Ese día podemos elegir si queremos estar a gusto solos o sentirnos solos.


Para los primeros la soledad espera un salto cuántico. Un pararse en la acera invadida por una avalancha ansiosa, apresurada e indiferente y negarse a dar un paso más.

Con un salto de valentía arriesgarse a ser esquivado como un obstáculo, o aplastado como un gusano.

Y allí en medio de una marea de amenazas, sentirse único, poderoso, individual y a la vez unido a una energía humana y universal que no sabe que añora hacer lo mismo desde lo más profundo de su ser.

En una palabra, despertar.

Es ahí cuando la soledad deja de ser la letra escarlata del apestado, y se convierte en una suerte de crecimiento personal.

Es ahí cuando el artista crea, el filósofo reflexiona, el hombre corriente cuestiona y alguno de los demás duda si abrir los ojos a una visión personal y diferente.

¿Y el que se siente solo? Se rodea de falsos amigos, como de un ruido de fondo tranquilizador. Crea una imagen de sí mismo a la medida de otros. Se refugia en el amor incondicional de una mascota, habla con máquinas, se atonta con sucedáneos o hace estupideces para llamar la atención.

Vamos camino de convertirnos en una sociedad con valores decadentes, hedonistas y existencialmente melancólicos. Una sociedad en gran medida desubicada, antipática, prejuiciosa y sobrealimentada de imágenes.

Cada vez nos queda menos tiempo para confraternizar, mantener diálogos reposados y meternos en la piel del otro, que es en esencia nuestra propia piel.

La piel que viste a una sociedad como la nuestra, de espacios humanos tan plurales, de verbo fácil y abrazo espontáneo que no tiene ningún derecho a sentirse sola.

Aquí presumimos de ser anfitriones generosos, ciudadanos solidarios, amigos sin traiciones, hijos y padres entregados.

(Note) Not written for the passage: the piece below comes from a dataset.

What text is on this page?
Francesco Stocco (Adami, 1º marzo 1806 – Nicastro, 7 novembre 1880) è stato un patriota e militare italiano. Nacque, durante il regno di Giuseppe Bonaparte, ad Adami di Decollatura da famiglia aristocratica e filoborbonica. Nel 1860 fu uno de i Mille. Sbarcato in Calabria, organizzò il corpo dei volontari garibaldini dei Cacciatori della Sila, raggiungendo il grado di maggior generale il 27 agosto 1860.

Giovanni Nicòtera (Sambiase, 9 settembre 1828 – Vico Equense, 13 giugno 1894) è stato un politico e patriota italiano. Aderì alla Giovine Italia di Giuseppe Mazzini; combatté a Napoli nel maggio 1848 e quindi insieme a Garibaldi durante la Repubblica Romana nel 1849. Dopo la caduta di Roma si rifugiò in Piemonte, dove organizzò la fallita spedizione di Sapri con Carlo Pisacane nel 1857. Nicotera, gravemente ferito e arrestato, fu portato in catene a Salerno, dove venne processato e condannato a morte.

De saludarnos en los transportes públicos, conversar en el portal de casa, llamarnos por nuestros nombres donde somos conocidos…

Nuestro carácter es de mar, de planicie o de montaña, según se tercie, pero nos une la misma distancia que nos separa.

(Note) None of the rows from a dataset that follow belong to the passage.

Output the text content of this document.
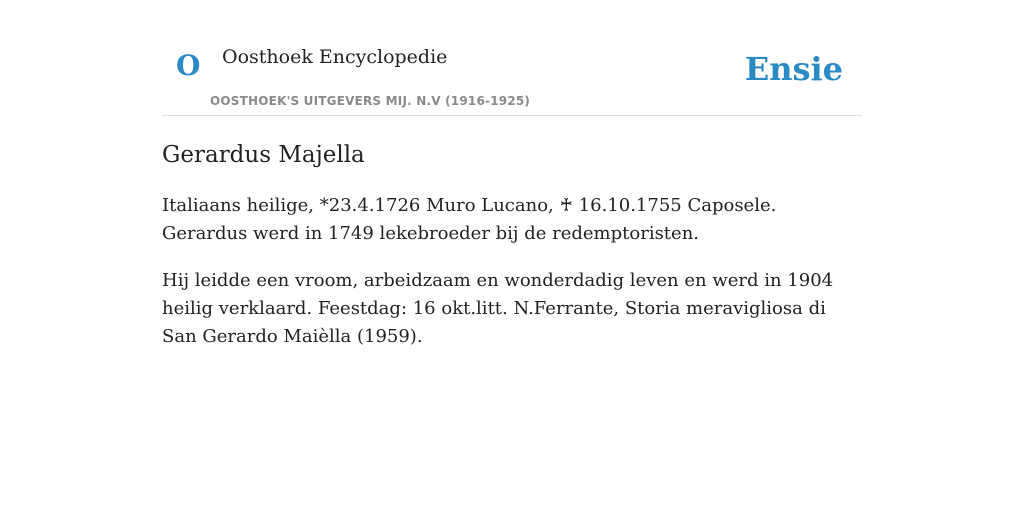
O Oosthoek Encyclopedie
OOSTHOEK'S UITGEVERS MIJ. N.V (1916-1925)
Ensie
Gerardus Majella

Italiaans heilige, *23.4.1726 Muro Lucano, ♰ 16.10.1755 Caposele. Gerardus werd in 1749 lekebroeder bij de redemptoristen.

Hij leidde een vroom, arbeidzaam en wonderdadig leven en werd in 1904 heilig verklaard. Feestdag: 16 okt.litt. N.Ferrante, Storia meravigliosa di San Gerardo Maièlla (1959).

Tan solo 45 centímetros de cercanía interpersonal son suficientes para el contacto físico, la lectura de sentimientos a través de la mirada, descubrir el sonrojo, el timbre de voz atractivo, el erotismo del susurro, el mapa de olores en la piel…

Si dejamos perder todo eso. ¿Qué es lo que obtenemos a cambio?: Una parte de la juventud sentada junta en un banco, absorta en su móvil, más equilibristas en la cuerda floja del suicidio, más madurez nadando entre fracasos, más personas ancianas dormitando en las ausencias, más silencios a voces que no plantan cara a una palabra que solo tiene dos estados y no son de Whatsapp

Estar a gusto solos, o sentirnos solos.

Y pongámosle a la imagen de nuestra vida el pie de foto que nos dé la gana.